God works in mysterious ways, but you two have to work in less mysterious ways. “What had to happen had to happen; it was ordained; it was predetermined that I must have 12 children.” Their free will comes into play, and divine will, which we discussed many times before.

It is very good as idealistic philosophy to acknowledge and to understand the principles of advaitism or monism where everything else, all existence is a dream and the only reality is the Lord, that is very true. But, if your wife and children are hungry at home, can we call that unreal? If you have a headache or a toe ache, can you call that unreal? It is only when we transcend or go beyond relativity that we can call relativity unreal.

While we are dreaming, that dream is completely real to us; it is only when we wake up that we look back and say, “oh, what a lovely dream,” good or bad dream. Then only the realisation dawns that all these possessiveness that we had, all these me and mine, all these pettiness was only a dream. Why did I stick to that dream? How could I have been so foolish to have stuck to such a dream? But that comes when we become realised


Shankara is not to be discouraged, Advaitism is not to be discarded, and Non-Advaitism or non-monism is not to be discarded either. While we are still enmeshed in relativity, we must look at all relativity to be real too and only when we transcend, only when we go beyond the relativity, will we realise that that was all just a dream. Now I know the essence because I am the essence, which is real, not the manifestation. The Manifestor is real and not the manifestation.

When you become the fire, you do not worry about the heat, but until you have become the fire itself, you must be conscious and aware of the heat around you and not discard it as just Maya, just uselessness, just dreaming.

This is not contradictory.

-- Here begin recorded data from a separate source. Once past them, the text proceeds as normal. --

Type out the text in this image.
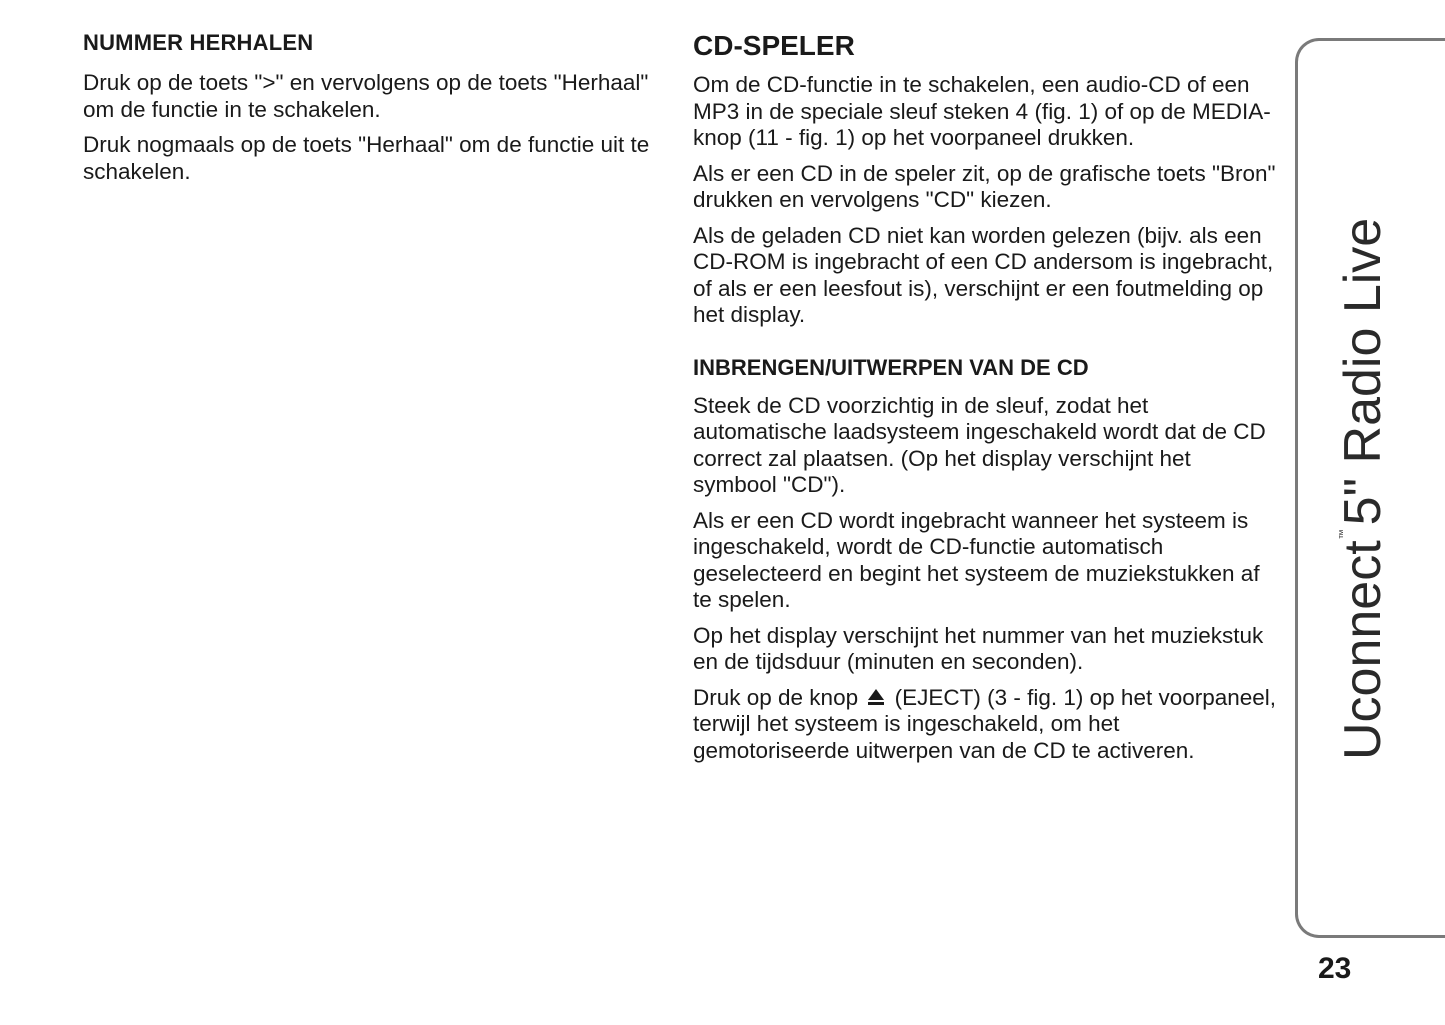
NUMMER HERHALEN

Druk op de toets ">" en vervolgens op de toets "Herhaal" om de functie in te schakelen.

Druk nogmaals op de toets "Herhaal" om de functie uit te schakelen.

CD-SPELER

Om de CD-functie in te schakelen, een audio-CD of een MP3 in de speciale sleuf steken 4 (fig. 1) of op de MEDIA-knop (11 - fig. 1) op het voorpaneel drukken.

Als er een CD in de speler zit, op de grafische toets "Bron" drukken en vervolgens "CD" kiezen.

Als de geladen CD niet kan worden gelezen (bijv. als een CD-ROM is ingebracht of een CD andersom is ingebracht, of als er een leesfout is), verschijnt er een foutmelding op het display.

INBRENGEN/UITWERPEN VAN DE CD

Steek de CD voorzichtig in de sleuf, zodat het automatische laadsysteem ingeschakeld wordt dat de CD correct zal plaatsen. (Op het display verschijnt het symbool "CD").

Als er een CD wordt ingebracht wanneer het systeem is ingeschakeld, wordt de CD-functie automatisch geselecteerd en begint het systeem de muziekstukken af te spelen.

Op het display verschijnt het nummer van het muziekstuk en de tijdsduur (minuten en seconden).

Druk op de knop (EJECT) (3 - fig. 1) op het voorpaneel, terwijl het systeem is ingeschakeld, om het gemotoriseerde uitwerpen van de CD te activeren.	Uconnect™5" Radio Live
23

Non-dualism and dualism are not contradictory as most people believe, as many teachers teach, but one is the extension of the other, that when one passes beyond dualism, then there is non-dualism, but it is not contradictory; it is a stage. We pass these stages from dualism to non-dualism, from separation to oneness. That is the stage we pass through, and that is the truth. We find this in the Bible; Christ said the same thing. Christ said to the flock, “Pray to thy Father in Heaven,” which is dualism.

Father in Heaven and you here, separate dualism and then to his closest ones, he said, “I and my Father are one,” non-dualism. This is illustrated very well in the Bible as well and, of course, in various ancient philosophies.


So, while we are still enmeshed in relativity, we can accept the principle of non-dualism that everything is a dream and there is only one reality. We can accept that principle but remember that it is an intellectual principle; it is a principle which is analysed by the mind, the intellect will accept it, the intellect analyses it, that is intellectualising. But what we do practically in the world today until we reach that stage of realisation, we have to accept the separateness until we progress and go beyond the separation.


We have to accept the reality of relativity; I am trying to say that even relativity is real because we are enmeshed in it; we are part and parcel of the relativity. Intellectualising about the unrealness of the universe cannot get us anywhere; it is only intellectualising. We want realising, not intellectualising, but realising, because the mind too is so finite. That principle where everything becomes a dream, everything becomes Maya is when we have reached infinity and become one with the infinite.

Until then, we are still finite, and we accept all that around us is finite. It is because of dualistic philosophies; it is because of this dualism that all these ethical and moral laws are there, made not only to stabilise society but also for our personal evolution.

If everything is regarded as Maya, then there is nothing wrong for you to go and kill, murder, pillage, rape, unfaithfulness, insincerities, infidelities. If it is just all Maya, then there is nothing wrong with that. Still, it is real here because we are in the relative.

There is a lovely story where a priest was called to perform a ceremony. In all countries, priesthood is a profession, and one is necessarily paid for doing one’s work in a profession. But this priest had some pretensions of being an intellectual. So, after performing the ceremony, he gave a long talk on the futility of existence that all this existence that we possess is of no worth, no value. He was trying to do this; he was using a psychological trick that all this you are possessing is of no use to you, so pay me more significant fees.

The priest said that there is no reality; it is all unreal. The host at whose place this Yagna was performed was a brilliant man. So, when it came for the time for payment, the host filled up little bags, little purses; he filled them with stones and gave them to the priest who opened them and said, “What is this? Stones?” “But Maharajji, you just said that this money is unreal, then if that is unreal, this too is unreal, I am unreal, and you are unreal, and you have performed no ceremony.


Shankara’s ideology is to be accepted. It is a wonderful ideal, but while we live in this world, we must love our brother as ourselves. We must obey all the moral injunctions of all religions, Hinduism, Christianity, ten commandments; they are all very good. We have to obey them. We have to love and respect each other, which means duality.

Until one day, we reach the non-dualistic state of Shankara. He would say that “I do not need to love you; I am you. I do not need to love myself; I am love.” That is the stage we aspire to, and that is the stage we want to reach.